第49話 二人だけの外出

 翌日、ミチャとルノルノは休みを貰った。


 最初の頃にした街に出かけるという約束をようやく果たせる形となった。


 あらかじめシュガルに買い物の許可証と小遣いを貰う。蓄財を許されない奴隷は物を買うにも主人の許可証を必要とした。小遣いは一ミアリ。奴隷が持つ小遣いとしては過分なぐらいである。使いやすいように十レントス銀貨九枚と一レントス銀貨十枚にしてくれている。そのお金をルノルノがくれたポーチに入れて出かけた。



『フォレファ通り行こっか。屋台もいっぱいあるし、一緒に何か食べに行こうよ』



 ルノルノはよく分からないのでミチャにお任せすることにした。


 一万人から大きくても十万人程度の規模の都市が多い中、メルファハンは人口約六十万人の大都市だ。城壁は三重構造になっており、それが東を除く三方を取り囲んでいる。東はバヌール川河口からエルスタン湾に面した海岸となっており、港を形成している。昨日のバルファ公の競馬場はこの港のすぐ横にある。


 ルノルノ達が住んでいるシュガルの屋敷は北西部の高級住宅地区のトラン地区にある。


 フォレファ通りはそのシュガルの邸宅から南へ少し歩いたところにあり、屋台やカフェ、レストランが立ち並ぶ。トラン地区の住民にとってデートスポットのような場所である。


 このフォレファ通りを東へまっすぐ歩いて行くと、メルファハンの名所であるエルメト市場に辿り着く。これはアルファーン帝国の始祖であるエルメト・アルファーンが整備した市場である。


 今日はそこまで行かずに屋台の通りだけを見て回ることにした。


 食べ物のいい香りがする。


 肉を屋台で焼いていたり、パンを売っていたり、片手で食べられそうな軽食やお菓子なども売っている。


 もちろんそれだけではなく、服屋や雑貨屋も並んでいる。


 オロムが父ハガシャに憧れて見たがっていたのはこういう景色だったのかもしれない、と思うとルノルノは少し悲しくなった。



『ほら、ルノルノ、ぼーっとしてたらはぐれちゃうよ』



 ミチャがルノルノの手を引く。確かに人通りは多い。手を繋いで歩かないと本当に迷子になりそうだ。


 二人は屋台で色んな物を食べた。


 ペイニーというパン生地の上にチーズと羊や牛の挽肉をまぶして焼いたものやケンルケというスパイスで味つけた肉のグリル、クルギョというクレープ生地に味をつけた野菜と肉を巻いたものなどなど。


 小売店の人達は遊牧民だからと言ってそんなに差別はしない。要はお金になればいいので、決して愛想がいい訳ではないが、普通に売ってくれる。


 ただレストランは自由人限定のところが多く、ミチャやルノルノが簡単に入れるような場所ではない。

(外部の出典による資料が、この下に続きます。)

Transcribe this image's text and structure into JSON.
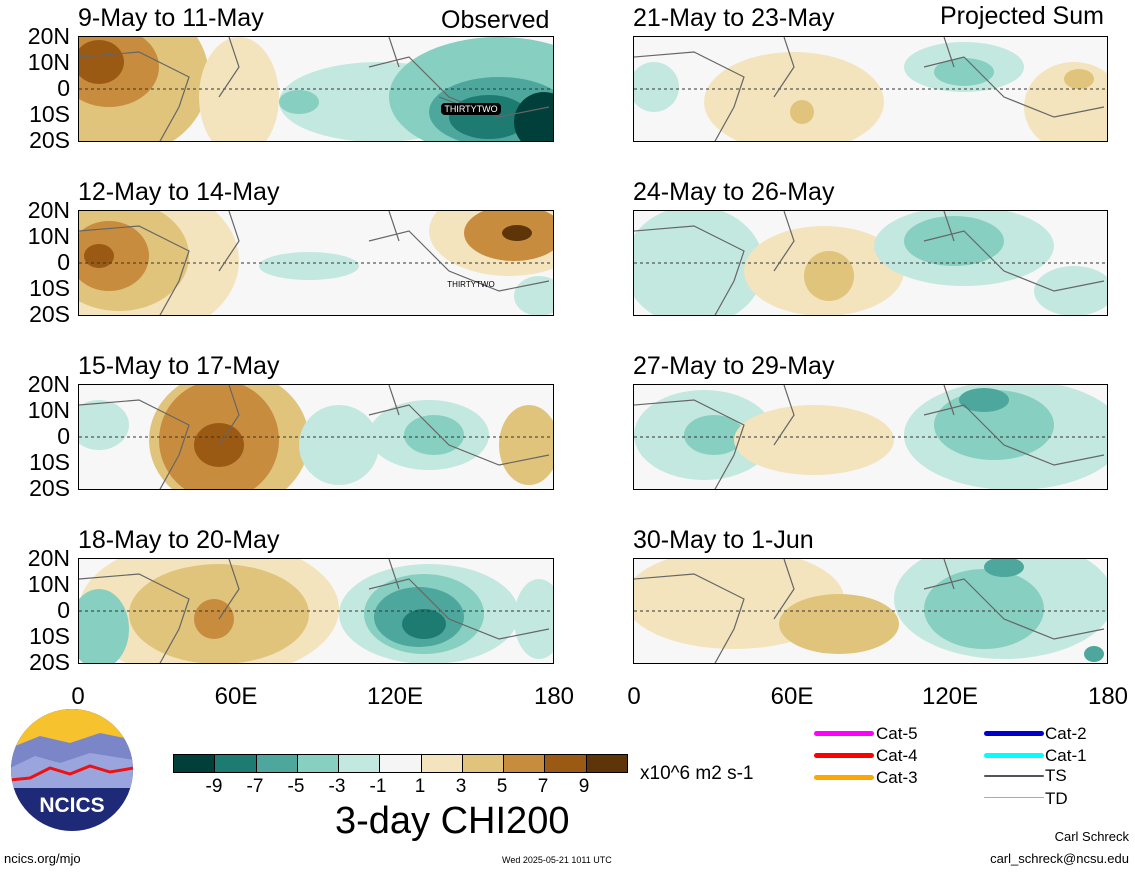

『とにかく、レストラン入るのは面倒なのよ。ま、そんなとこで食べたいとは思わないけどね』



 ミチャはそう言いながらも、そこに入っていく客を羨ましそうに見ていた。


 屋台を見て回っている途中、ルノルノはあるものに目を奪われた。アクセサリーを売っている露店だった。瑠璃石ラピスラズリが嵌った美しい腕輪が売っていた。オルハンがミアリナに贈ったものとそっくりであった。


 ミアリナのことが鮮烈に思い出される。


 不意に涙が零れ、そこから動けなくなった。



『ど、どうしたの? ルノルノ』



『ん、ううん。何でもない……』



 何でもない訳ないのだが、ルノルノはそこに立ち尽くした。



「お嬢ちゃん、どうしたんだい」



 恰幅のいい中年の女性が声をかけてきた。アクセサリー屋の主人のようだった。



「あ、すみません。ちょっとこの子が色々思い出しちゃったみたいで……」



 ミチャがルノルノの肩を抱く。


 ミアリナと過ごした楽しかった思い出が一気に込み上げて来て、人目を憚らず泣いた。



『どうしちゃったの? ルノルノ……』



 ルノルノは瑠璃石ラピスラズリの入った腕輪を指さした。



『お姉ちゃんが……』



『うん』



『お姉ちゃんが、持ってたの……』



 その腕輪は姉が持っていたものと似ているらしいということは理解出来た。



「大丈夫かい?」



 店主は重ねて聞いてきた。



「いやあ、すみません。どうもその腕輪に思い出があるらしくて……」



 その時ミチャはふとあることを思いついた。



『ルノルノ。あなたの家族、綺麗にしてもらおうよ』



 ルノルノが涙目をミチャに向けた。



『あんたの首飾りさ。ほら。髪の毛の束を括り付けてるだけでしょ。だから綺麗に加工してもらって、ちゃんとした首飾りにして貰おうよ』


 ルノルノは迷っている風だったが、ミチャはルノルノの返事を待たずに店主に声をかけた。



「すみません。この子の首飾りについている髪なんですけど、綺麗に作り直すこと出来ますか? もう七十レントスしかないですけど……」



「髪?」



 店主はしげしげとその髪を見る。



「出来るけど……何の髪だい? 気持ち悪いもんじゃないだろうねぇ?」



 遊牧民の習慣はよく知らない。何か曰くつきの髪ならあまり触りたくないという風だった。



「亡くなった家族なんです。この子の。だからこれは家族の形見なんです」



 根は悪くない人なのだろう。同情の色がありありと浮かんできた。



「分かった。見せておくれ。そういう気持ちは遊牧民もアルファーン人も無いからね。五十レントスって言いたいところだけど、三十でいいよ。すぐにやってあげるよ」



 ルノルノは戸惑ったが、店主に首飾りを渡した。



「ちょっと細工するのに髪を一部切っちゃうけど、良いかい?」



 ミチャにも勧められ、ルノルノは頷いた。



「おばさん。一番短いのがお父さん、二番目に長いのがお母さん、一番長いのがお姉さんらしいから」



「あいよ」



 店主はその場で作業を始めた。ルノルノは加工されていく家族の髪をじっと見つめていた。